Making some progress with adding scripting capabilities to dynamo-browse. I’ve selected a pretty full-featured JS interpreter called goja. It has full support for ECMAScript 5.1 and some pretty good coverage of ES6 as well. It also has an event loop, which means that features such as setTimeout and promises come out of the box, which is nice. Best of all, it’s written in Go, meaning a single memory space and shared garbage collector.

I’ve started working the extension interface. I came up with a bit of a draft during the weekend and now just implementing the various bindings. I don’t want to go too fast here. I’m just thinking about all the cautionary tales from those that were responsible for making APIs, and introducing mistakes that they had to live with. I imagine one way to avoid this is to play with the extension API for as long as it make sense, smoothing out any rough edges when I find them.

It’s still early days, but here are some of the test scripts I’ve been writing:

// Define a new "hello" command which will ask for your name and
// print it at the bottom.
const dynamobrowse = require("audax:dynamo-browse");

dynamobrowse.session.registerCommand("hello", () => {
    dynamobrowse.ui.prompt("What is your name? ").then((name) => {
       dynamobrowse.ui.alert("Hello, " + name);

The prompt method here asks the user for a line of text, and will return the user’s input. It acts a bit like the prompt function in the browser, except that it uses promises. Unfortunately, Goja does not yet support async/await so that means that anonymous functions will need to do for the time being (at least Goja supports arrow functions).

Here’s another script, which prints out the name of the table, and set the value of the address field on the first row:

const dynamobrowse = require("audax:dynamo-browse");

dynamobrowse.session.registerCommand("bla", () => {
    let rs = dynamobrowse.session.currentResultSet;
    let tableName =;
    dynamobrowse.ui.alert("Current table name = " + tableName);
    rs.rows[0].item.address = "123 Fake St.";

The rows array, and item object, makes use of DynamicArray and DyanmicObject, which is a nice feature in Goja in which you do not need to set the elements in the array, or fields on the object explicitly.

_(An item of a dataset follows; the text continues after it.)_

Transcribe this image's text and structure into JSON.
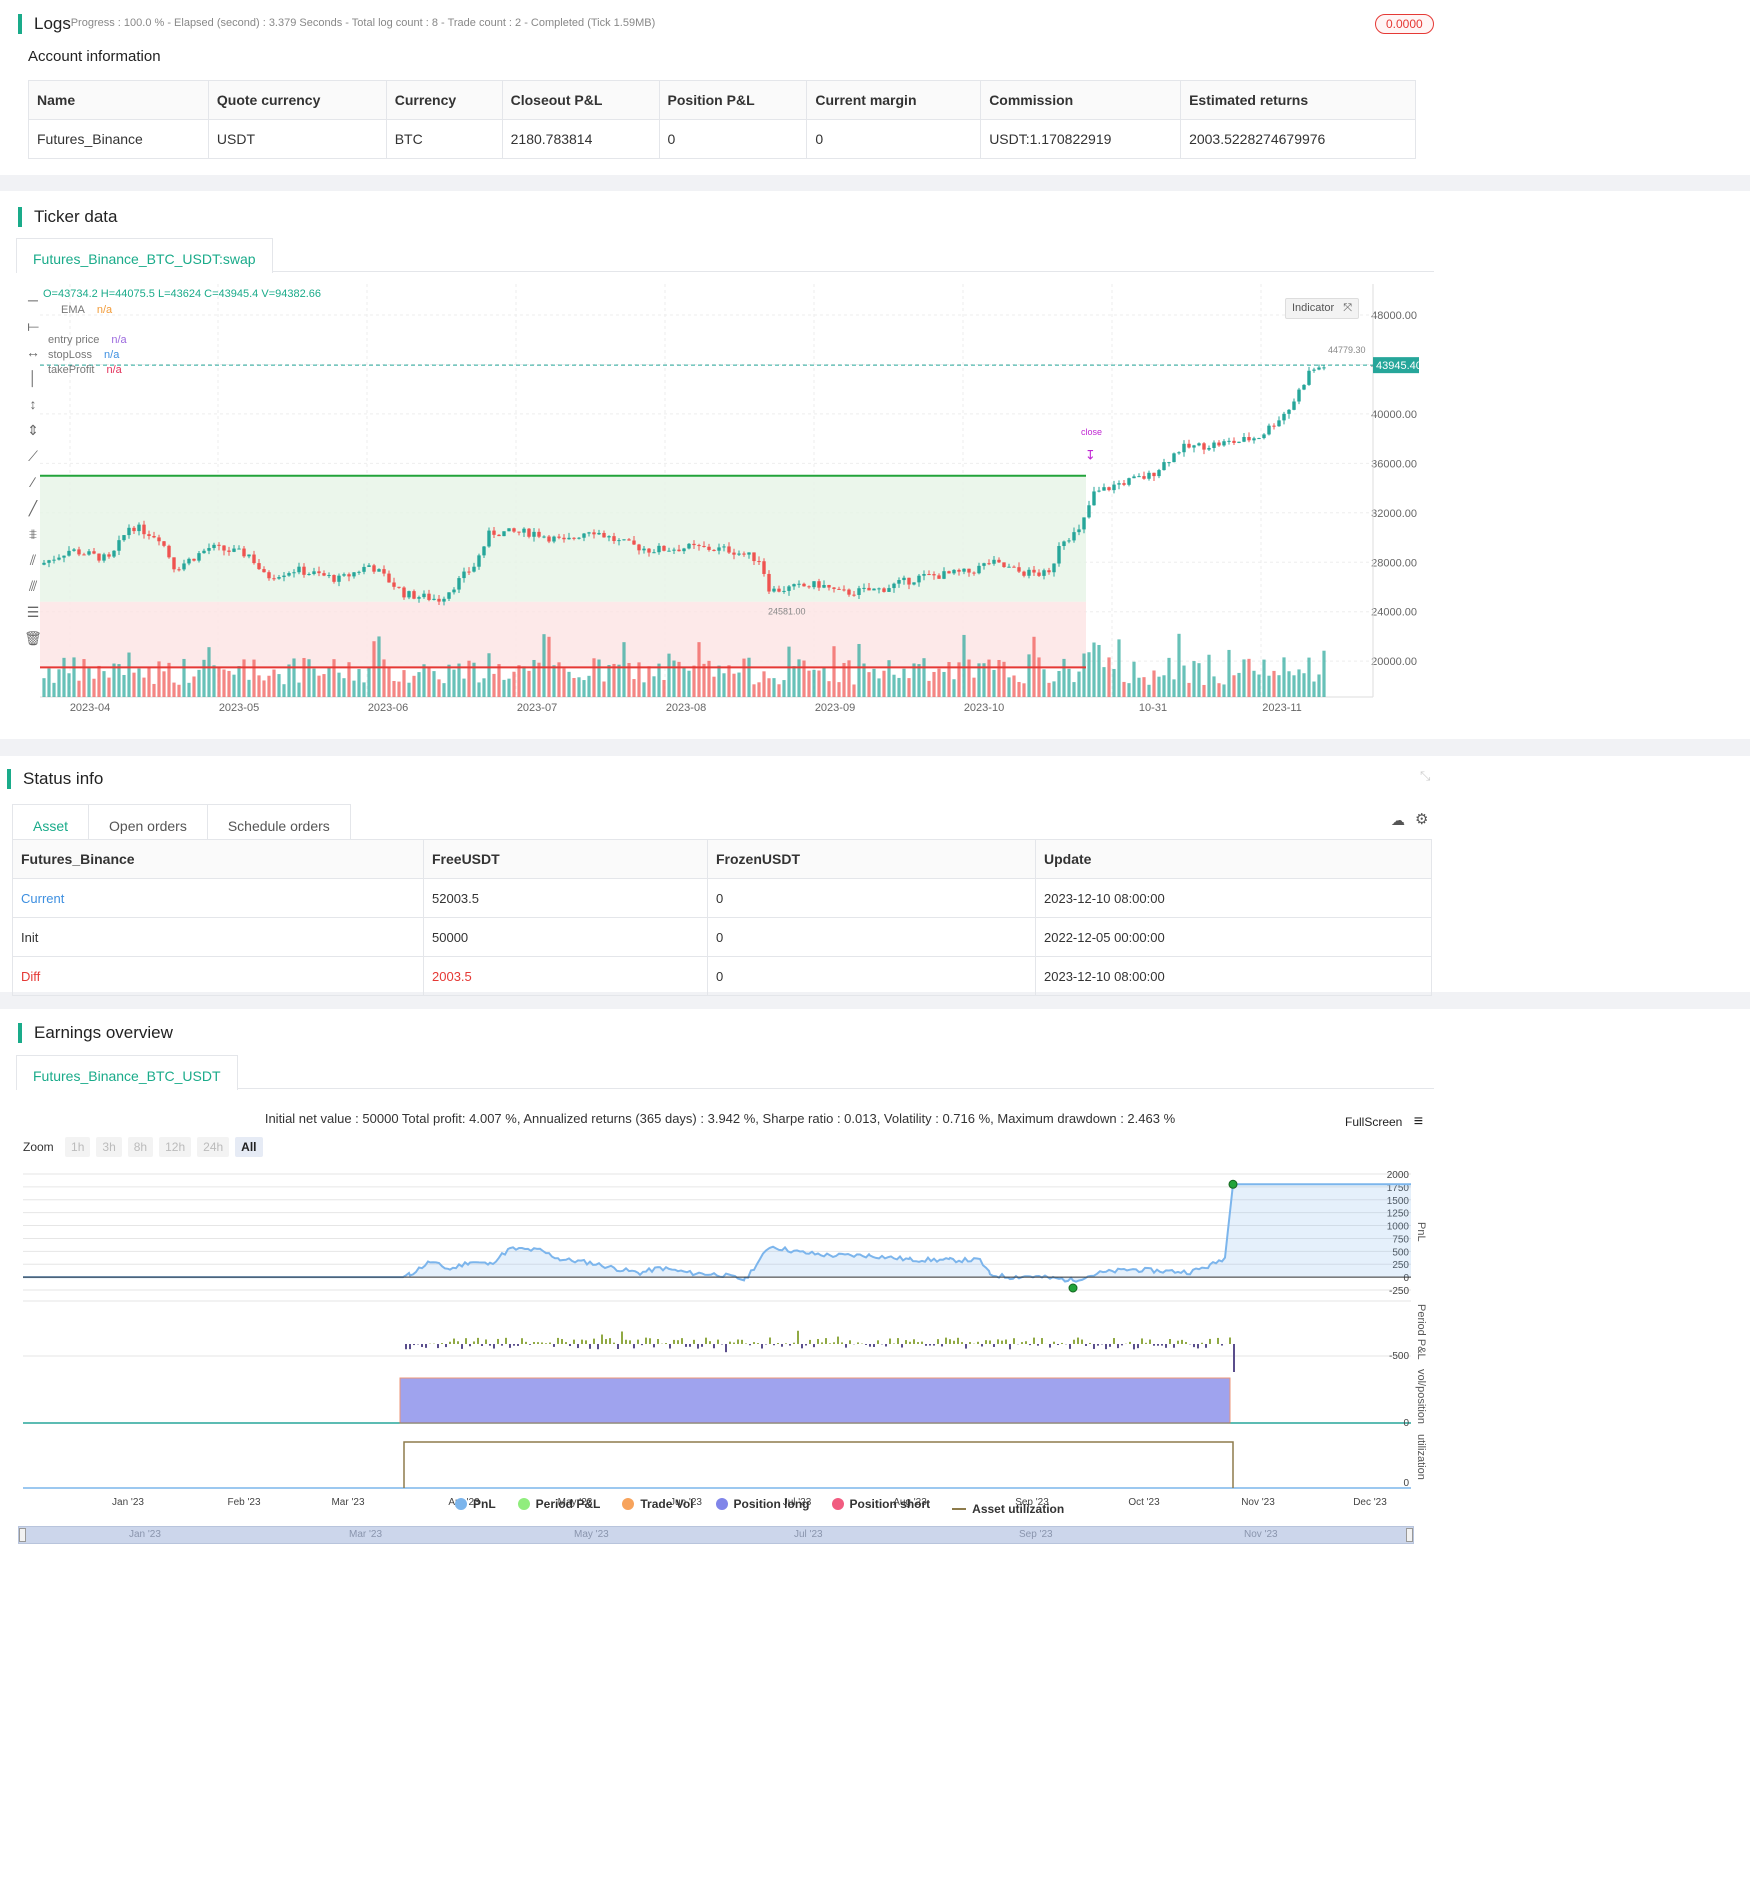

Instead, when a field or element is looked up, Goja will effectively call a method on a Go interface with the field name or element index as a parameter. This is quite handy, particularly as it cuts down on memory copies.

These scripts work but they do require some improvements. For example, some of these names could possibly be shortened, just to reduce the amount of typing involved. They also need a lot of testing: I have no idea if the updated address in the example above will be saved properly.

Even so, I’m quite happy about how quickly this is coming along. Hopefully soon I’ll be in a position to write the test script I’m planning for work.

Also, I got my first beta user. Someone at work saw me use dynamo-browse today and asked where he could get a copy. I’m just so glad I got the website finished in time.